Jeff Woolsey jlw at jlw.com
Sun Mar 4 09:24:59 UTC 2018


I ran across some Agilent LXI 1588 Demomstration [sic] Kits for far, far
less (beer money) than what
https://www.ebay.com/itm/Agilent-IEEE-1588-Demonstration-Kit-New-in-box/161954792190
wants. There are 4 BNCs on the back, labelled 1PPS, TT, TS, and TEST. 
With that, and Ethernet and serial and USB on the back, they looked
intersting enough to take one home and play with.  That's all I knew
about them.  I thought I might be able to inject PTP time with 1PPS from
my GPSDO into my NTP network.

I found that it had a webserver for configuring from a browser, and
that's the only way I've found (so far) to set the time.  So it's an
island of precision unto itself and any brethren it finds.  I tried to
get linuxptp to talk to it, but it could only listen (I guess the LXI
box thinks that itself is the best master clock).  I wondered how well
it would sync to another PTP box. So I went and picked up another one.

It seems they sync to each other pretty well.  I was hoping that the
1PPS BNC was an input.  Alas, it's an output.  (The GUI also told me
that the TEST input is an external 100MHz clock.) I put each one's PPS
on a scope and measure the difference as about -11ns to +40ns
(jittering).

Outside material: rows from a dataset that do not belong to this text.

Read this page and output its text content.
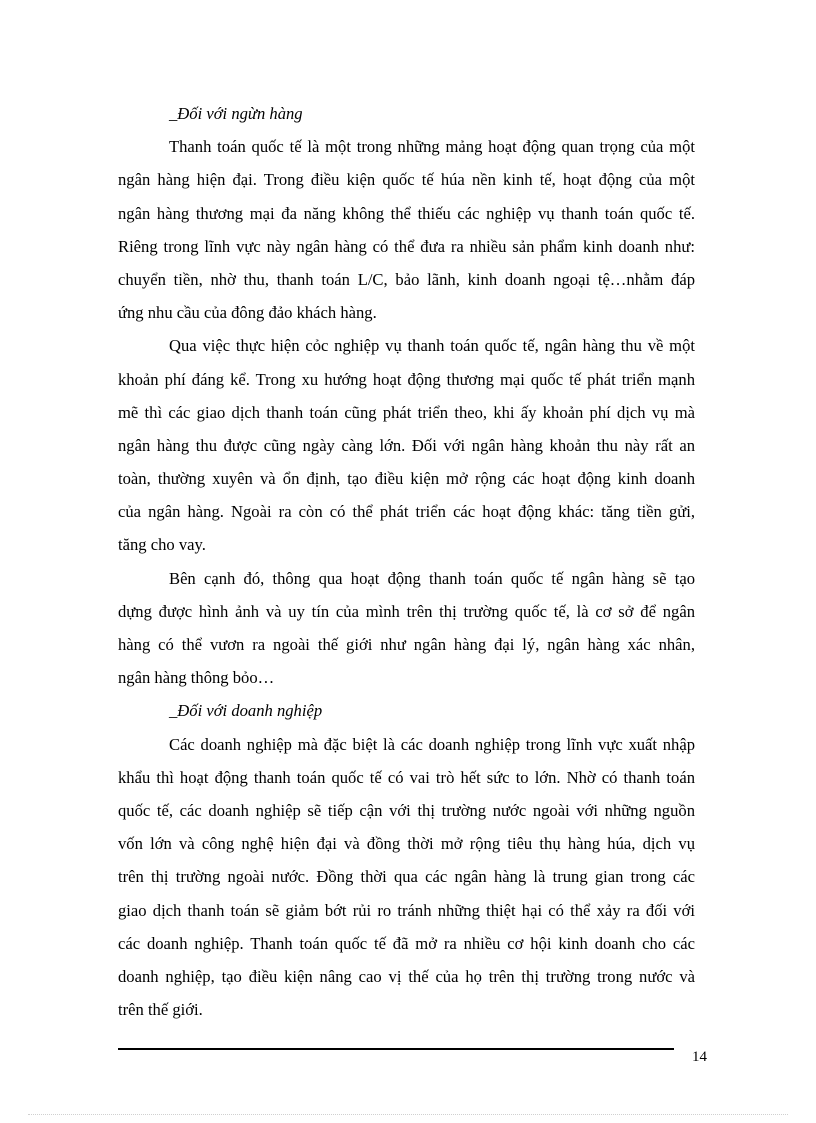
_Đối với ngừn hàng
Thanh toán quốc tế là một trong những mảng hoạt động quan trọng của một
ngân hàng hiện đại. Trong điều kiện quốc tế húa nền kinh tế, hoạt động của một
ngân hàng thương mại đa năng không thể thiếu các nghiệp vụ thanh toán quốc tế.
Riêng trong lĩnh vực này ngân hàng có thể đưa ra nhiều sản phẩm kinh doanh như:
chuyển tiền, nhờ thu, thanh toán L/C, bảo lãnh, kinh doanh ngoại tệ…nhằm đáp
ứng nhu cầu của đông đảo khách hàng.
Qua việc thực hiện cỏc nghiệp vụ thanh toán quốc tế, ngân hàng thu về một
khoản phí đáng kể. Trong xu hướng hoạt động thương mại quốc tế phát triển mạnh
mẽ thì các giao dịch thanh toán cũng phát triển theo, khi ấy khoản phí dịch vụ mà
ngân hàng thu được cũng ngày càng lớn. Đối với ngân hàng khoản thu này rất an
toàn, thường xuyên và ổn định, tạo điều kiện mở rộng các hoạt động kinh doanh
của ngân hàng. Ngoài ra còn có thể phát triển các hoạt động khác: tăng tiền gửi,
tăng cho vay.
Bên cạnh đó, thông qua hoạt động thanh toán quốc tế ngân hàng sẽ tạo
dựng được hình ảnh và uy tín của mình trên thị trường quốc tế, là cơ sở để ngân
hàng có thể vươn ra ngoài thế giới như ngân hàng đại lý, ngân hàng xác nhân,
ngân hàng thông bỏo…
_Đối với doanh nghiệp
Các doanh nghiệp mà đặc biệt là các doanh nghiệp trong lĩnh vực xuất nhập
khẩu thì hoạt động thanh toán quốc tế có vai trò hết sức to lớn. Nhờ có thanh toán
quốc tế, các doanh nghiệp sẽ tiếp cận với thị trường nước ngoài với những nguồn
vốn lớn và công nghệ hiện đại và đồng thời mở rộng tiêu thụ hàng húa, dịch vụ
trên thị trường ngoài nước. Đồng thời qua các ngân hàng là trung gian trong các
giao dịch thanh toán sẽ giảm bớt rủi ro tránh những thiệt hại có thể xảy ra đối với
các doanh nghiệp. Thanh toán quốc tế đã mở ra nhiều cơ hội kinh doanh cho các
doanh nghiệp, tạo điều kiện nâng cao vị thế của họ trên thị trường trong nước và
trên thế giới.
14
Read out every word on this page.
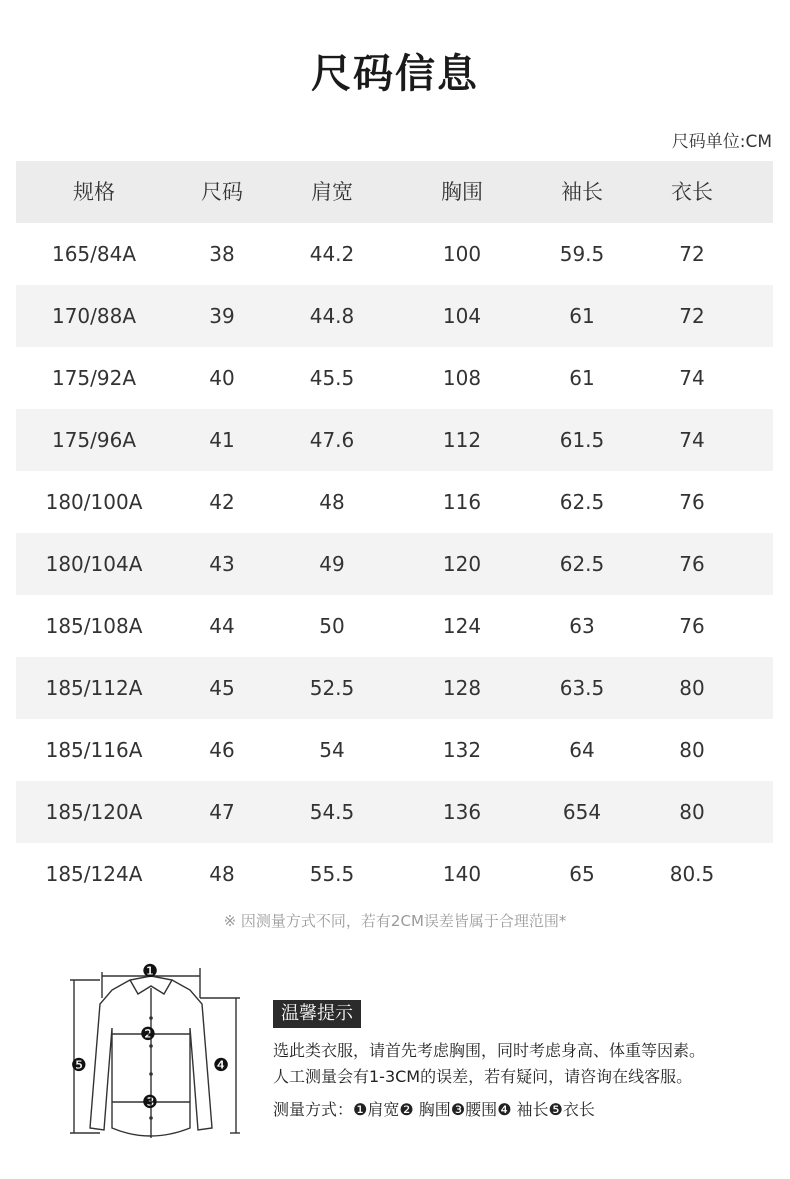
尺码信息
尺码单位:CM
规格	尺码	肩宽	胸围	袖长	衣长
165/84A	38	44.2	100	59.5	72
170/88A	39	44.8	104	61	72
175/92A	40	45.5	108	61	74
175/96A	41	47.6	112	61.5	74
180/100A	42	48	116	62.5	76
180/104A	43	49	120	62.5	76
185/108A	44	50	124	63	76
185/112A	45	52.5	128	63.5	80
185/116A	46	54	132	64	80
185/120A	47	54.5	136	654	80
185/124A	48	55.5	140	65	80.5
※ 因测量方式不同，若有2CM误差皆属于合理范围*
❶
❷
❸
❹
❺
温馨提示
选此类衣服，请首先考虑胸围，同时考虑身高、体重等因素。
人工测量会有1-3CM的误差，若有疑问，请咨询在线客服。
测量方式：❶肩宽❷ 胸围❸腰围❹ 袖长❺衣长
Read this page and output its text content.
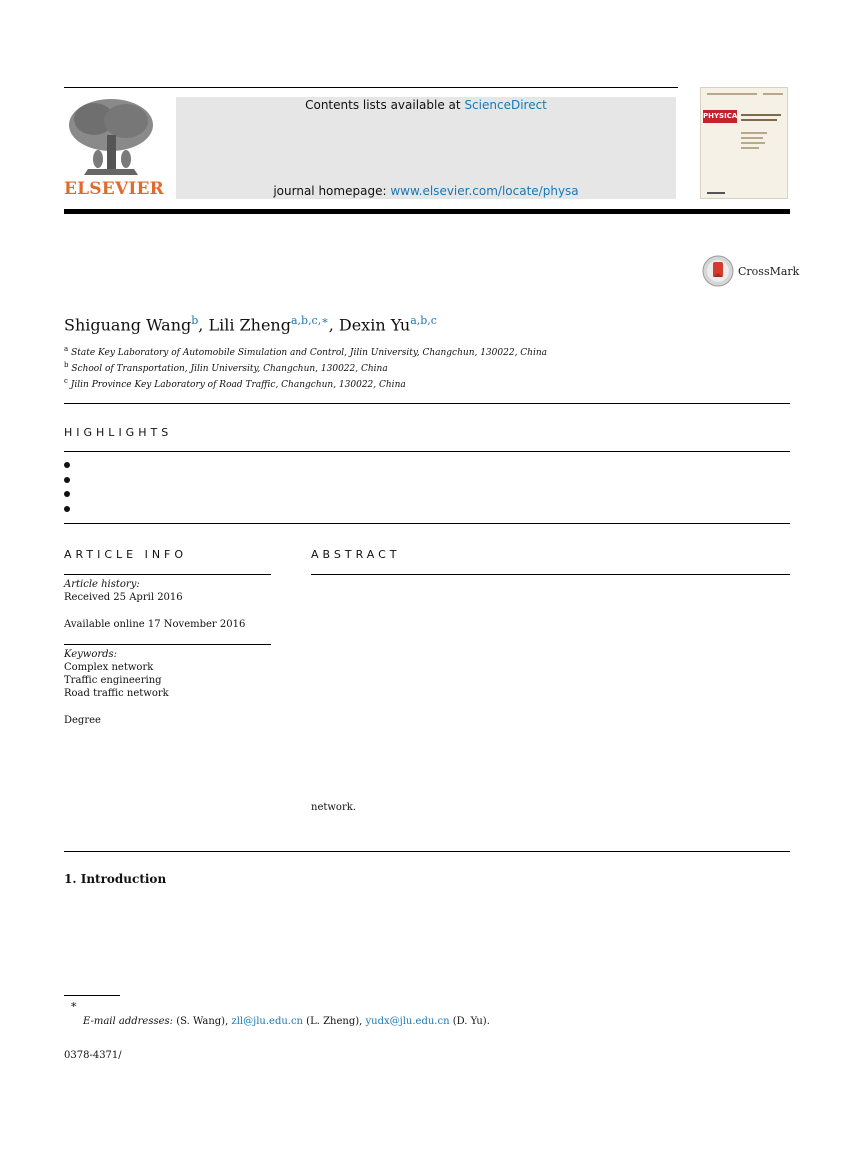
ELSEVIER
Contents lists available at ScienceDirect
journal homepage: www.elsevier.com/locate/physa
PHYSICA
CrossMark
Shiguang Wang$^b$, Lili Zheng$^{a,b,c,∗}$, Dexin Yu$^{a,b,c}$
$^a$ State Key Laboratory of Automobile Simulation and Control, Jilin University, Changchun, 130022, China
$^b$ School of Transportation, Jilin University, Changchun, 130022, China
$^c$ Jilin Province Key Laboratory of Road Traffic, Changchun, 130022, China
HIGHLIGHTS
ARTICLE INFO
Article history:
Received 25 April 2016
Available online 17 November 2016
Keywords:
Complex network
Traffic engineering
Road traffic network
Degree
ABSTRACT
network.
1. Introduction
∗
E-mail addresses: (S. Wang), zll@jlu.edu.cn (L. Zheng), yudx@jlu.edu.cn (D. Yu).
0378-4371/
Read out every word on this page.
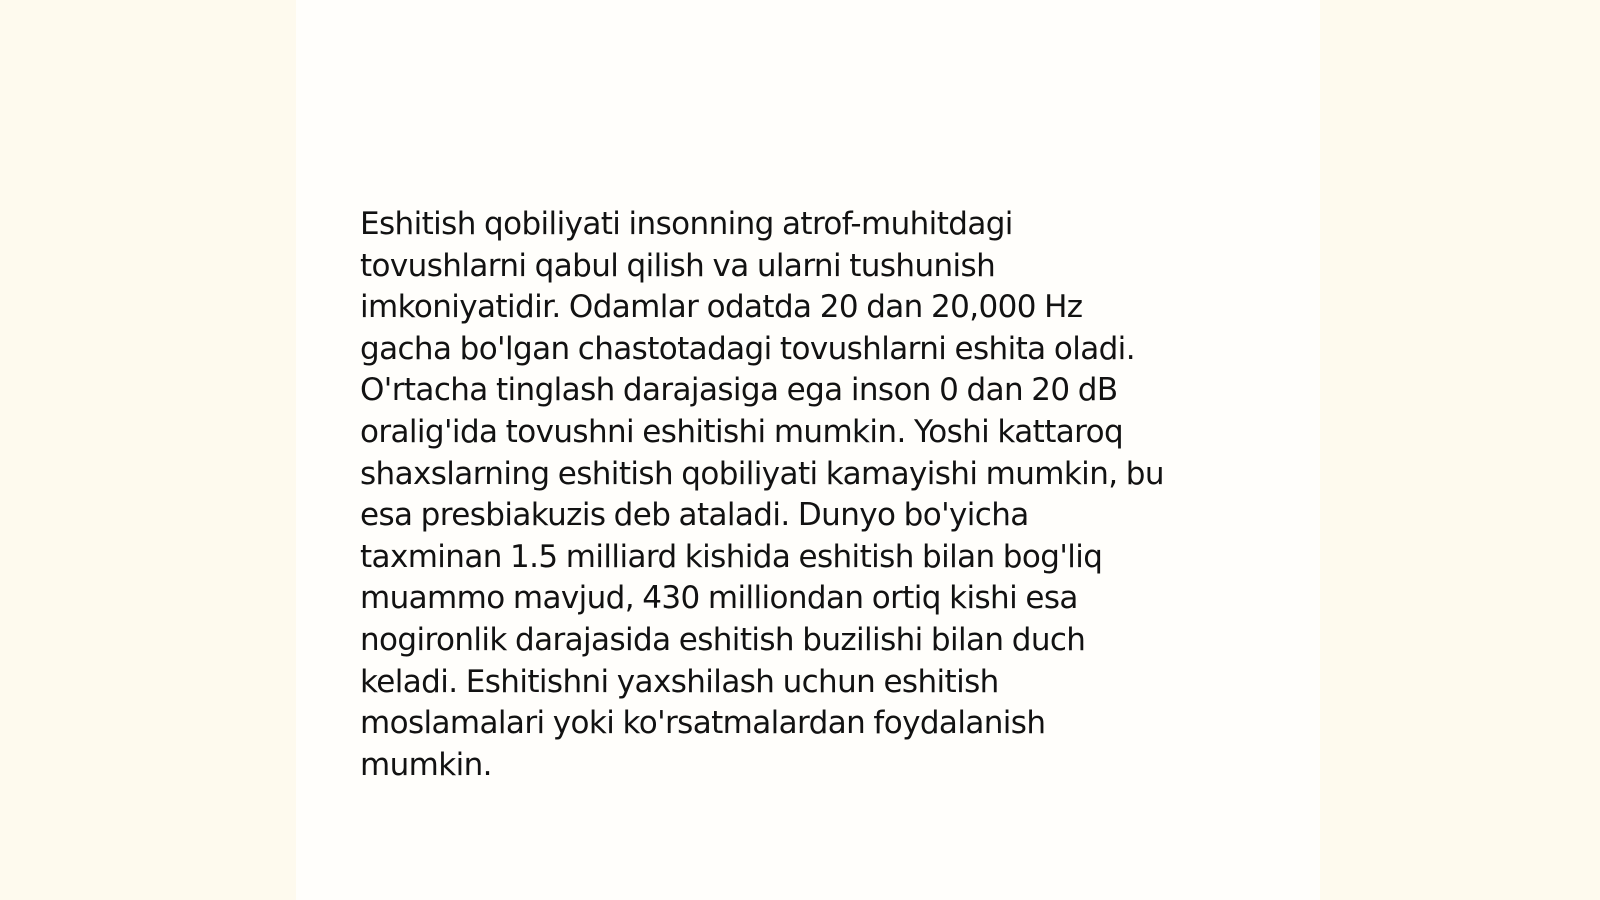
Eshitish qobiliyati insonning atrof-muhitdagi
tovushlarni qabul qilish va ularni tushunish
imkoniyatidir. Odamlar odatda 20 dan 20,000 Hz
gacha bo'lgan chastotadagi tovushlarni eshita oladi.
O'rtacha tinglash darajasiga ega inson 0 dan 20 dB
oralig'ida tovushni eshitishi mumkin. Yoshi kattaroq
shaxslarning eshitish qobiliyati kamayishi mumkin, bu
esa presbiakuzis deb ataladi. Dunyo bo'yicha
taxminan 1.5 milliard kishida eshitish bilan bog'liq
muammo mavjud, 430 milliondan ortiq kishi esa
nogironlik darajasida eshitish buzilishi bilan duch
keladi. Eshitishni yaxshilash uchun eshitish
moslamalari yoki ko'rsatmalardan foydalanish
mumkin.
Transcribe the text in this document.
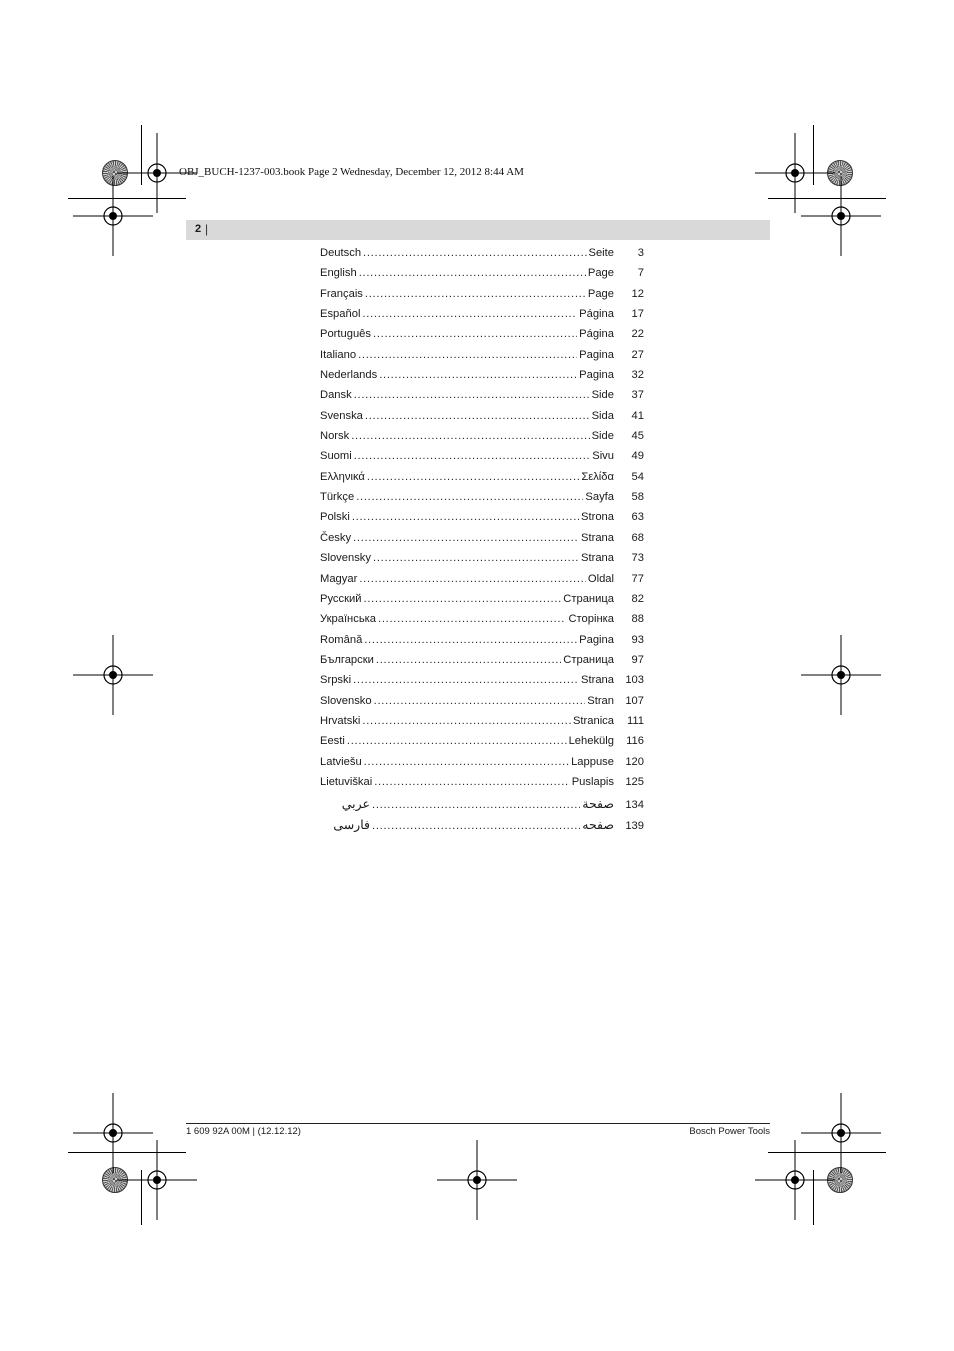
OBJ_BUCH-1237-003.book Page 2 Wednesday, December 12, 2012 8:44 AM
2 |
Deutsch . . .	Seite	3
English . . .	Page	7
Français . . .	Page	12
Español . . .	Página	17
Português . . .	Página	22
Italiano . . .	Pagina	27
Nederlands . . .	Pagina	32
Dansk . . .	Side	37
Svenska . . .	Sida	41
Norsk . . .	Side	45
Suomi . . .	Sivu	49
Ελληνικά . . .	Σελίδα	54
Türkçe . . .	Sayfa	58
Polski . . .	Strona	63
Česky . . .	Strana	68
Slovensky . . .	Strana	73
Magyar . . .	Oldal	77
Русский . . .	Страница	82
Українська . . .	Сторінка	88
Română . . .	Pagina	93
Български . . .	Страница	97
Srpski . . .	Strana	103
Slovensko . . .	Stran	107
Hrvatski . . .	Stranica	111
Eesti . . .	Lehekülg	116
Latviešu . . .	Lappuse	120
Lietuviškai . . .	Puslapis	125
عربي . . .	صفحة	134
فارسی . . .	صفحه	139
1 609 92A 00M | (12.12.12)	Bosch Power Tools
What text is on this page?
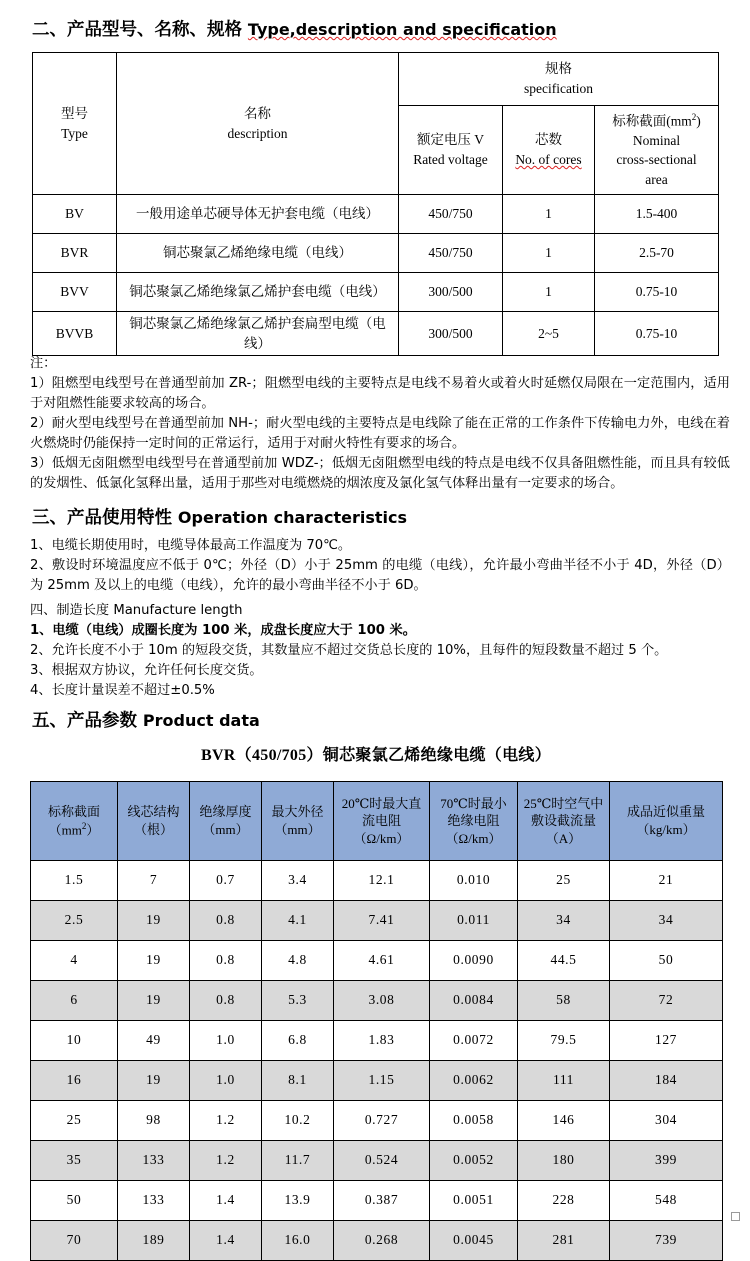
二、产品型号、名称、规格 Type,description and specification
型号
Type

名称
description

规格
specification

额定电压 V
Rated voltage

芯数
No. of cores

标称截面$(mm^2)$
Nominal
cross-sectional
area

BV	一般用途单芯硬导体无护套电缆（电线）	450/750	1	1.5-400
BVR	铜芯聚氯乙烯绝缘电缆（电线）	450/750	1	2.5-70
BVV	铜芯聚氯乙烯绝缘氯乙烯护套电缆（电线）	300/500	1	0.75-10
BVVB	铜芯聚氯乙烯绝缘氯乙烯护套扁型电缆（电线）	300/500	2~5	0.75-10

注：

1）阻燃型电线型号在普通型前加 ZR-；阻燃型电线的主要特点是电线不易着火或着火时延燃仅局限在一定范围内，适用于对阻燃性能要求较高的场合。

2）耐火型电线型号在普通型前加 NH-；耐火型电线的主要特点是电线除了能在正常的工作条件下传输电力外，电线在着火燃烧时仍能保持一定时间的正常运行，适用于对耐火特性有要求的场合。

3）低烟无卤阻燃型电线型号在普通型前加 WDZ-；低烟无卤阻燃型电线的特点是电线不仅具备阻燃性能，而且具有较低的发烟性、低氯化氢释出量，适用于那些对电缆燃烧的烟浓度及氯化氢气体释出量有一定要求的场合。

三、产品使用特性 Operation characteristics

1、电缆长期使用时，电缆导体最高工作温度为 70℃。

2、敷设时环境温度应不低于 0℃；外径（D）小于 25mm 的电缆（电线），允许最小弯曲半径不小于 4D，外径（D）为 25mm 及以上的电缆（电线），允许的最小弯曲半径不小于 6D。

四、制造长度 Manufacture length

1、电缆（电线）成圈长度为 100 米，成盘长度应大于 100 米。

2、允许长度不小于 10m 的短段交货，其数量应不超过交货总长度的 10%，且每件的短段数量不超过 5 个。

3、根据双方协议，允许任何长度交货。

4、长度计量误差不超过±0.5%

五、产品参数 Product data
BVR（450/705）铜芯聚氯乙烯绝缘电缆（电线）
标称截面
$(mm^2)$

线芯结构
（根）

绝缘厚度
（mm）

最大外径
（mm）

20℃时最大直
流电阻
（Ω/km）

70℃时最小
绝缘电阻
（Ω/km）

25℃时空气中
敷设截流量
（A）

成品近似重量
（kg/km）

1.5	7	0.7	3.4	12.1	0.010	25	21
2.5	19	0.8	4.1	7.41	0.011	34	34
4	19	0.8	4.8	4.61	0.0090	44.5	50
6	19	0.8	5.3	3.08	0.0084	58	72
10	49	1.0	6.8	1.83	0.0072	79.5	127
16	19	1.0	8.1	1.15	0.0062	111	184
25	98	1.2	10.2	0.727	0.0058	146	304
35	133	1.2	11.7	0.524	0.0052	180	399
50	133	1.4	13.9	0.387	0.0051	228	548
70	189	1.4	16.0	0.268	0.0045	281	739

Tried the same thing on a 53131A (also Agilent).  It was so
noisy I couldn't trust/believe what it reported, though a single 22.8ns
did come up.  I couldn't do that on the 5316A, since its resolution is
100ns, so I had it report GPSDO 1PPS vs LXI GPS.

LinuxPTP can at least tell me the difference between NTP (host) time and
PTP time (but not when it is a master), and it takes a couple days to
roll over one second.  I'd been arguing with these things a while trying
to get it to timestamp an external event.  Only one seems to be able to
do that so far.  So I gave it the GPSDO 1PPS to TimeStamp, and data
started accumulating.   From the TS log, I can see that its clock is a
bit less than 3ppm slow (slower if it gets colder in the lab, er,
garage).  It reports everything to nanosecond precision.

typical timestamp: 1519980450.210347925   linuxptp reports difference
between PTP and host in nanoseconds, typical value 786979741 .  That
sums close to the next second.  The difference is positive and rising now.

==

Does anyone out there have any info on these things?  I did look through
time-nuts archives around 2012.

-- 
Jeff Woolsey {{woolsey,jlw}@jlw,first.last@{gmail,jlw}}.com
Nature abhors straight antennas, clean lenses, and empty storage.